The surface observed can be any flat surface in the working environment of the robot, such as a floor or a wall of a room containing the robot, or a tabletop supporting the robot. Preferably the robot is mounted on said surface, since thus the orientation of the surface in a coordinate system in which a base of the robot is stationary is known, and the predetermined path can easily be controlled to be parallel to the surface.

In a coordinate system in which the sensor portion is stationary, the reference point should preferably be stationary, too. This can be achieved by attaching both to a same link, typically a distalmost link, of the robot.

Irregularities of the optical flow are the easier to detect, the more regular the predetermined path is. Preferably, therefore, the predetermined comprises at least one of a straight line, a circle or a circular arc. To allow calibration of various degrees of freedom of the robot, more than one of the above-defined paths can be combined, thus forming a composite path comprising e.g. a pair lines that meet under a predetermined angle, or several pairs forming a rectangle or a polygon.

At least one of the intrinsic parameters to be optimized in the calibration should relate to the length of one of said links (or, to be precise, the distance between axes of joints at the proximal and distal ends of said link), to an offset between a target rotation angle and an actual rotation angle of a joint, or to the transmission ratio of a reduction gear associated to one of said joints.
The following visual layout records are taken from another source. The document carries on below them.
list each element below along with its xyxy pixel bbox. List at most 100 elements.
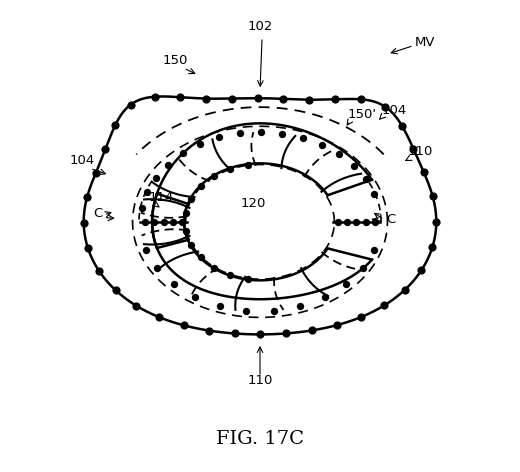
- Point: [352, 218, 360, 226]
- Point: [409, 145, 418, 152]
- Point: [236, 129, 244, 137]
- Point: [242, 307, 251, 315]
- Point: [170, 281, 178, 288]
- Point: [210, 264, 218, 271]
- Point: [196, 140, 204, 148]
- Point: [142, 188, 151, 196]
- Point: [278, 130, 287, 137]
- Point: [428, 193, 437, 200]
- Point: [160, 218, 168, 226]
- Point: [210, 172, 218, 180]
- Point: [141, 218, 149, 226]
- Point: [305, 96, 313, 103]
- Point: [428, 243, 437, 251]
- Point: [299, 134, 307, 142]
- Point: [334, 218, 342, 226]
- Point: [228, 95, 236, 102]
- Point: [253, 94, 262, 102]
- Text: MV: MV: [415, 35, 436, 49]
- Point: [269, 307, 278, 315]
- Point: [296, 303, 304, 310]
- Point: [92, 169, 100, 177]
- Point: [361, 176, 370, 183]
- Point: [111, 121, 120, 129]
- Point: [150, 218, 159, 226]
- Point: [205, 327, 213, 334]
- Point: [126, 101, 135, 109]
- Point: [83, 194, 91, 201]
- Point: [226, 271, 235, 279]
- Point: [197, 183, 205, 190]
- Point: [84, 244, 92, 252]
- Point: [331, 96, 339, 103]
- Point: [321, 294, 329, 301]
- Point: [256, 330, 265, 338]
- Point: [370, 246, 378, 253]
- Point: [181, 209, 190, 217]
- Point: [187, 241, 195, 249]
- Point: [333, 321, 341, 329]
- Point: [432, 218, 440, 226]
- Point: [343, 218, 352, 226]
- Text: 110: 110: [248, 374, 272, 387]
- Point: [132, 302, 140, 310]
- Text: 114: 114: [149, 192, 174, 204]
- Point: [400, 286, 409, 294]
- Text: 150: 150: [162, 54, 188, 67]
- Point: [357, 313, 366, 321]
- Point: [168, 218, 177, 226]
- Point: [202, 95, 210, 102]
- Point: [371, 218, 379, 226]
- Point: [153, 264, 162, 272]
- Point: [244, 275, 252, 283]
- Point: [137, 204, 146, 211]
- Point: [350, 162, 358, 170]
- Point: [342, 281, 350, 288]
- Text: C: C: [93, 207, 102, 220]
- Point: [398, 122, 406, 129]
- Point: [308, 327, 316, 334]
- Point: [197, 253, 205, 261]
- Point: [95, 267, 103, 275]
- Point: [80, 219, 88, 227]
- Point: [420, 169, 428, 176]
- Point: [358, 264, 367, 272]
- Point: [381, 103, 389, 110]
- Text: 104: 104: [381, 103, 406, 117]
- Point: [180, 321, 188, 329]
- Point: [150, 93, 159, 101]
- Point: [151, 174, 160, 182]
- Point: [155, 313, 164, 321]
- Point: [215, 134, 224, 141]
- Text: 102: 102: [248, 20, 272, 33]
- Text: FIG. 17C: FIG. 17C: [216, 430, 304, 447]
- Point: [282, 329, 290, 337]
- Text: 110: 110: [408, 145, 433, 158]
- Point: [380, 302, 388, 309]
- Point: [112, 287, 120, 294]
- Point: [370, 190, 378, 198]
- Point: [257, 128, 265, 136]
- Point: [244, 161, 252, 169]
- Point: [279, 95, 288, 102]
- Point: [163, 161, 172, 169]
- Text: 104: 104: [70, 154, 95, 167]
- Point: [191, 294, 199, 301]
- Point: [187, 195, 195, 202]
- Point: [176, 93, 185, 101]
- Text: C: C: [386, 213, 396, 226]
- Point: [361, 218, 370, 226]
- Text: 120: 120: [241, 197, 266, 210]
- Point: [226, 165, 235, 172]
- Point: [318, 141, 326, 149]
- Point: [417, 267, 425, 274]
- Point: [335, 151, 343, 158]
- Point: [178, 218, 186, 226]
- Point: [216, 303, 224, 310]
- Point: [178, 150, 187, 157]
- Point: [181, 227, 190, 235]
- Point: [101, 145, 110, 153]
- Point: [356, 95, 365, 103]
- Text: 150': 150': [347, 108, 376, 121]
- Point: [142, 246, 150, 253]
Where the intrinsic parameter relates to the transmission ratio, it may define Fourier coefficients and phases of harmonic components of the rotation speed of an output shaft of the reduction gear when the input shaft is driven at a constant rotation speed.
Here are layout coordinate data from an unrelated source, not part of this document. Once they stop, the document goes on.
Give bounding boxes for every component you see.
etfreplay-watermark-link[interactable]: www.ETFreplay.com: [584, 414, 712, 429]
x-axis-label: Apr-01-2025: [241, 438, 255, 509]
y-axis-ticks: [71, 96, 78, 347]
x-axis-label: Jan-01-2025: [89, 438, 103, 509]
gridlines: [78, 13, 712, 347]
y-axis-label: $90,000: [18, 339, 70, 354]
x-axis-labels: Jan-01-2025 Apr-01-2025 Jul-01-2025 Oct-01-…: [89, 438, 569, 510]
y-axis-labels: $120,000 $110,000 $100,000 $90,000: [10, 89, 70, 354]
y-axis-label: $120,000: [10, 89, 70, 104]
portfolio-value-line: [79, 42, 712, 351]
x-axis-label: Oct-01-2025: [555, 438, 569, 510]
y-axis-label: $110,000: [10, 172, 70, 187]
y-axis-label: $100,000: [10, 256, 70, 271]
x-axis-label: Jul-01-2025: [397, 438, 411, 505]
The deviation to be minimized should be a difference amount integrated along said predetermined path, as such a deviation between an expected position or speed and a position or speed deduced from the optical flow will vanish when calibration is perfect.

The invention further provides a method for calibrating an articulated robot comprising a plurality of links connected to one another by rotary joints, the method comprising the steps of:

Step d) may comprise repeating steps a) to c) after having made a variation to the vector of intrinsic parameters, to determine the effect of the variation.

The amount and, optionally, the direction of the predetermined velocity can be held constant along at least part of the predetermined path, so that any variation of the amount or direction of the velocity derived from the optical flow can be regarded as a deviation which is to be minimized.